Friday, August 24, 2007

Back to School


And so...It is my 13th year of first days of school. XY16 is starting his senior year of high school, and XX4 is starting her first year of pre-school. Yeah, planning ahead was never my strong point. So I take XY10 to his first day, because I didn't find out ahead of time who his teacher was. I have had a child in elementary school for thirteen years. At first I was one of the younger mothers, unsure of myself, and insecure in my role, as a 25 year old mother of a kindergartner. I thought there was some value to what people thought of me. I tried to fit in with the other mothers, and was mortified that I couldn't be one of the classroom helpers because I had a little one at home. I didn't have a sensible haircut, and I didn't have sensible shoes. I did not have my sea legs as a housewife yet. I tried to make friends with the right women. Ooohh, it irks me to think of it now. Yuck! What a different experience it was this year. As I looked at the PTA moms with the sensible haircuts and the comfortable shoes, I thought, "Thank God". Thank God I now know who I am. Thank God I appreciate the mother I am. Thank God I have latched on to my own value system, realized it works for me, and been faithful to it. I know that there are mothers who think if I am not volunteering to be the class mom, the team mom, the driver for every field trip, that I must not be a very involved mom. They are soooo wrong.
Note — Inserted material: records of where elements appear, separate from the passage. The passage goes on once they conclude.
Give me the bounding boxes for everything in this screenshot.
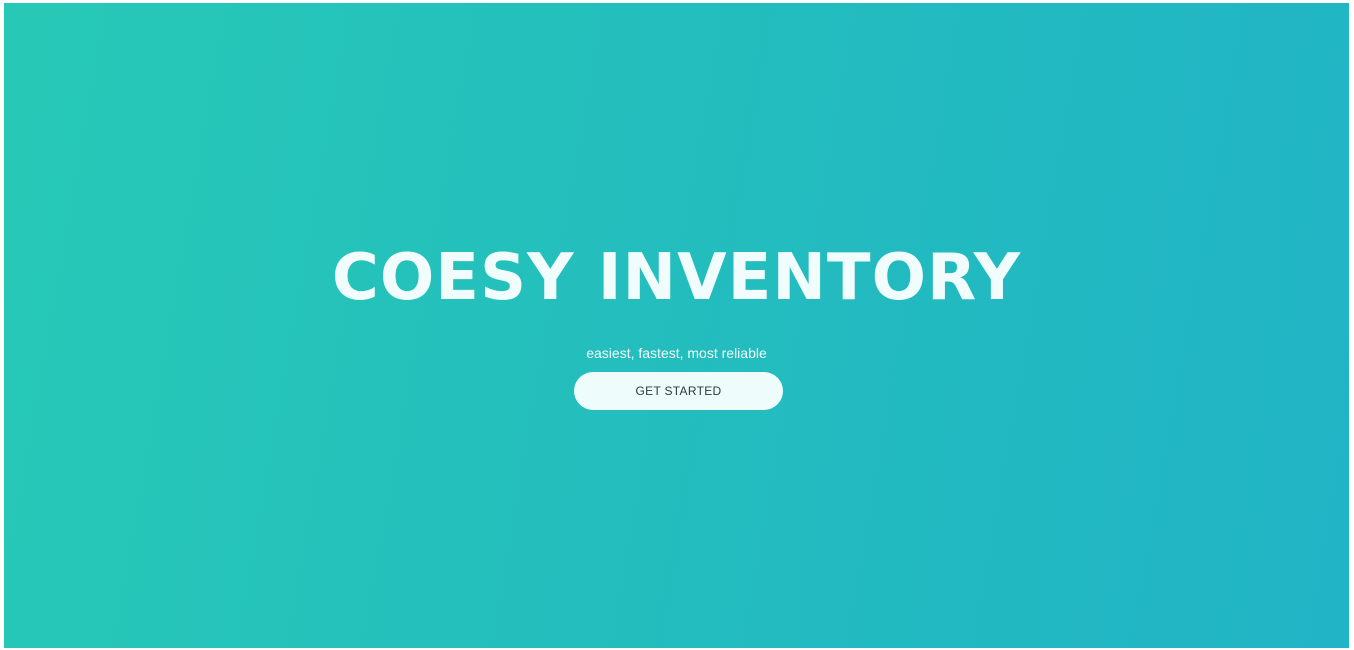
hero-title: COESY INVENTORY <box>331 241 1022 315</box>
landing-page: COESY INVENTORY easiest, fastest, most r… <box>4 3 1349 648</box>
hero-section: COESY INVENTORY easiest, fastest, most r… <box>4 3 1349 648</box>
get-started-button[interactable]: GET STARTED <box>574 372 783 410</box>
hero-subtitle: easiest, fastest, most reliable <box>586 345 767 361</box>
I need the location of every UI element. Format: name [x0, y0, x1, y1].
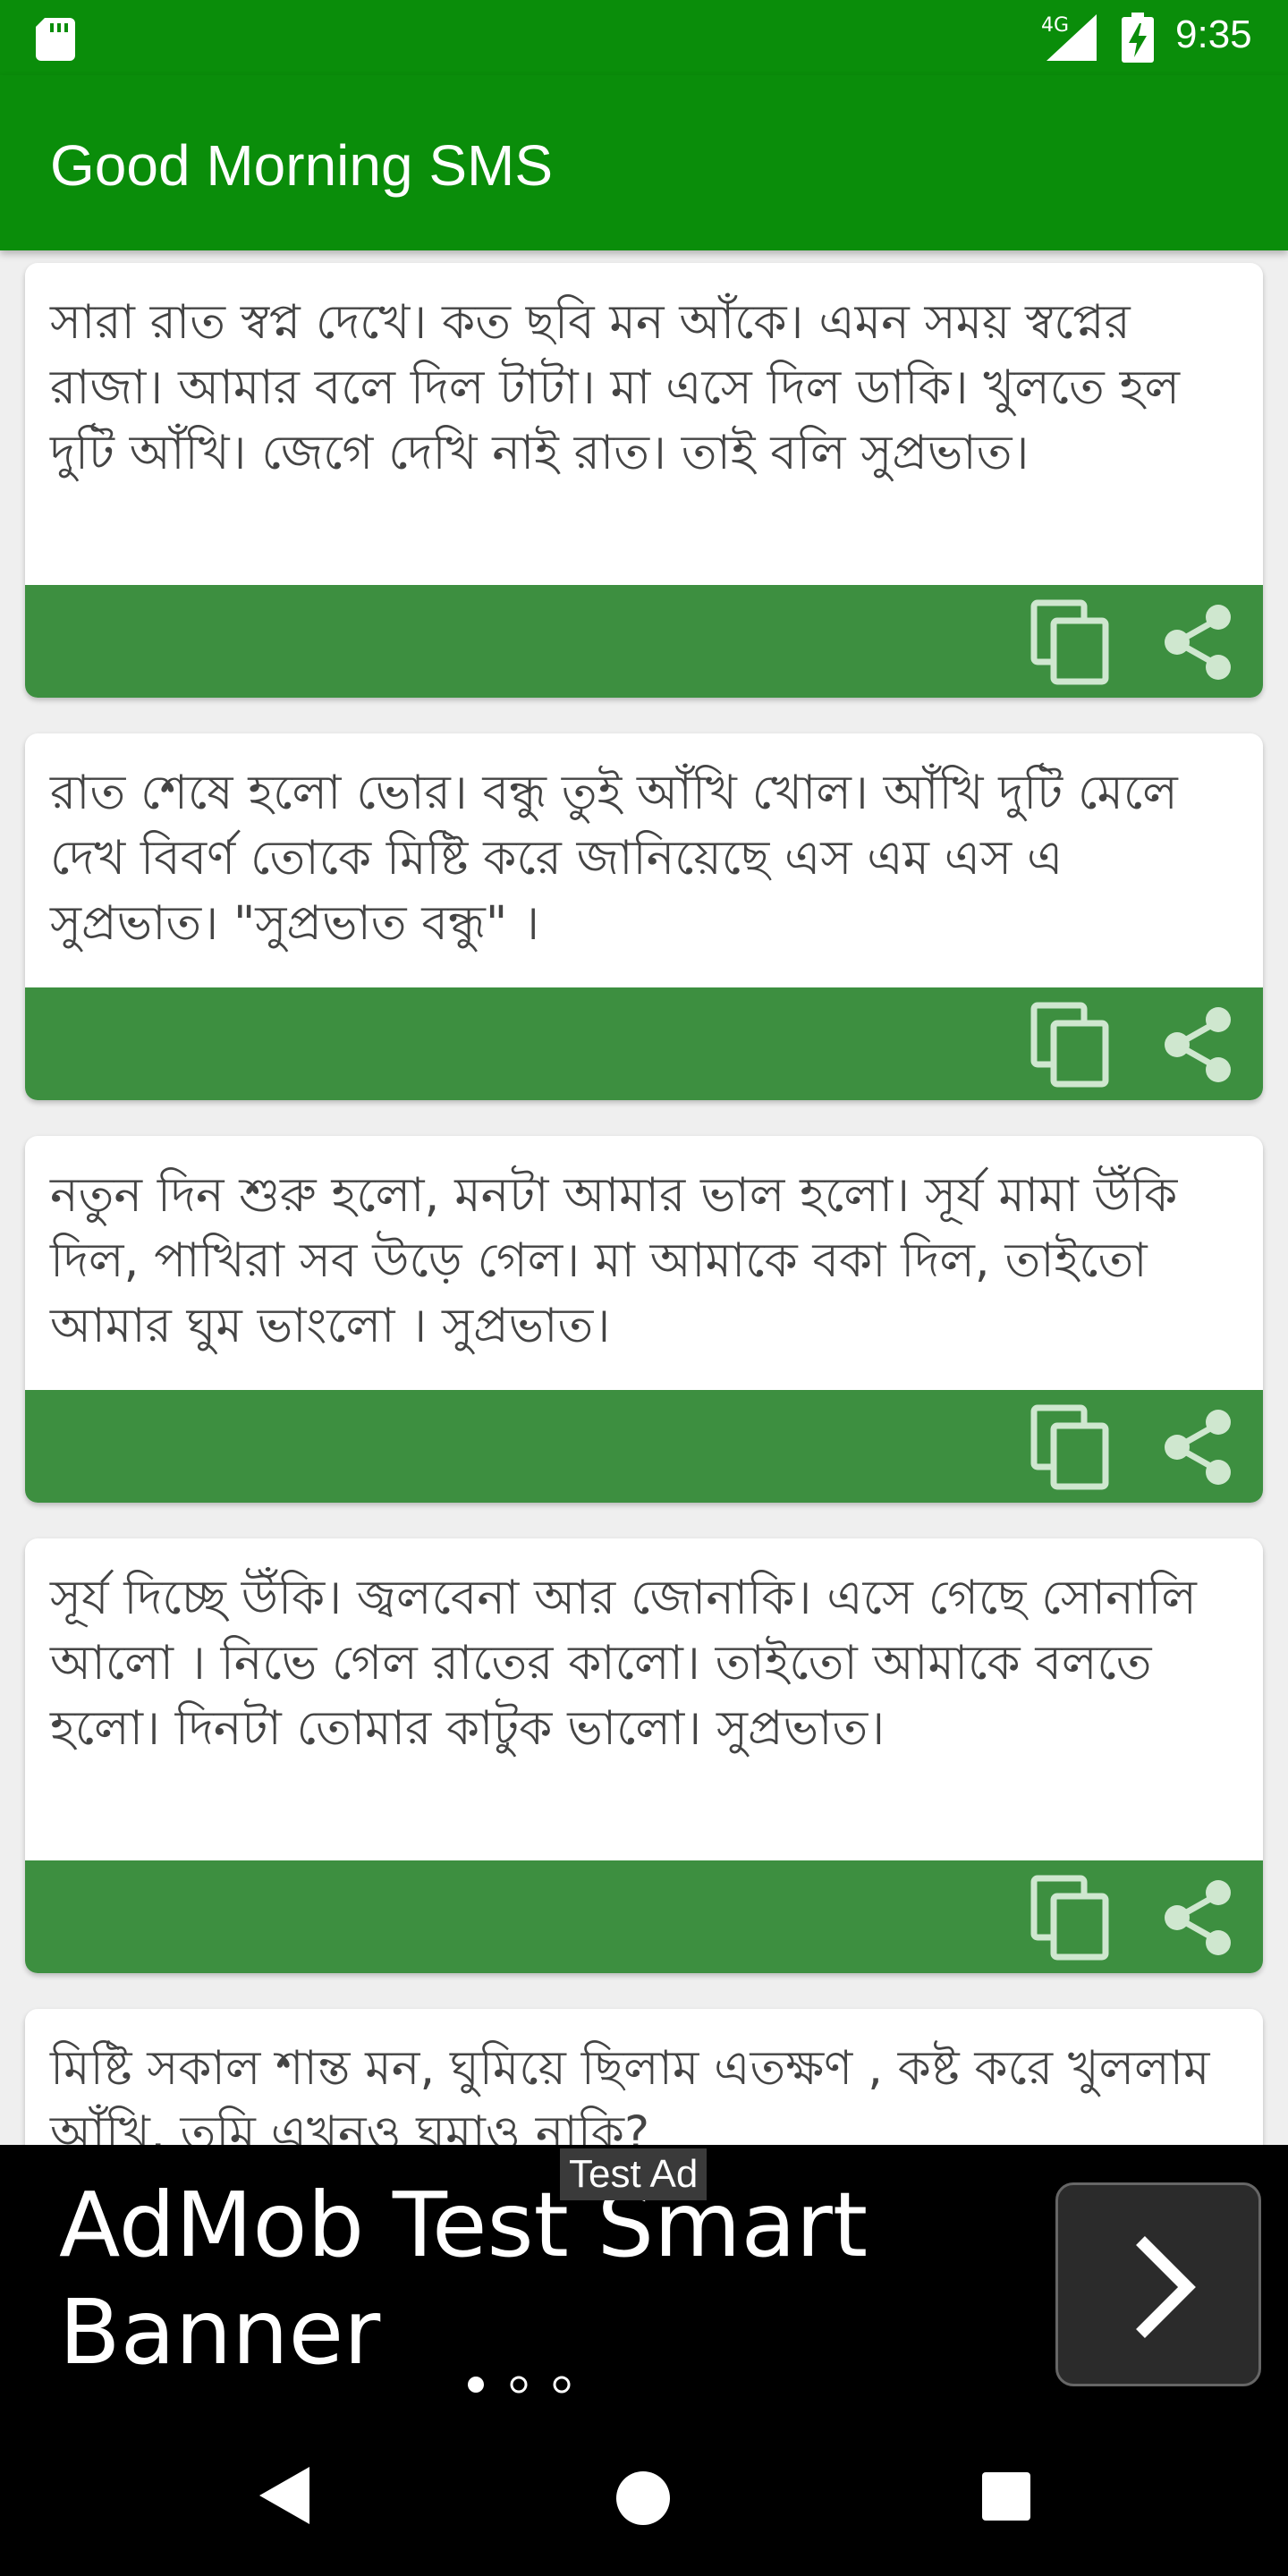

I am very close to my kids, but my relationship with them is up for neither display, nor judgement. Damn! It feels great to say that!






1 comment:

Anonymous said...

Wow! I am only on year 7 of 1st days of school - only 15 years to go! I admit I still get sucked into the mother vs. mother judgement vortex occasionally. I think I judge myself more than other mothers actually judging me. I learned that neither is better. I am just a different mother - sometimes a very different mother, but not necessarily better or worse. It is nice when you get to a place where you are finally comfortable in your own skin. I get there but I don't always stay there. Good for you that you have arrived to stay.

On a side note: final decision - no job. Happy about it.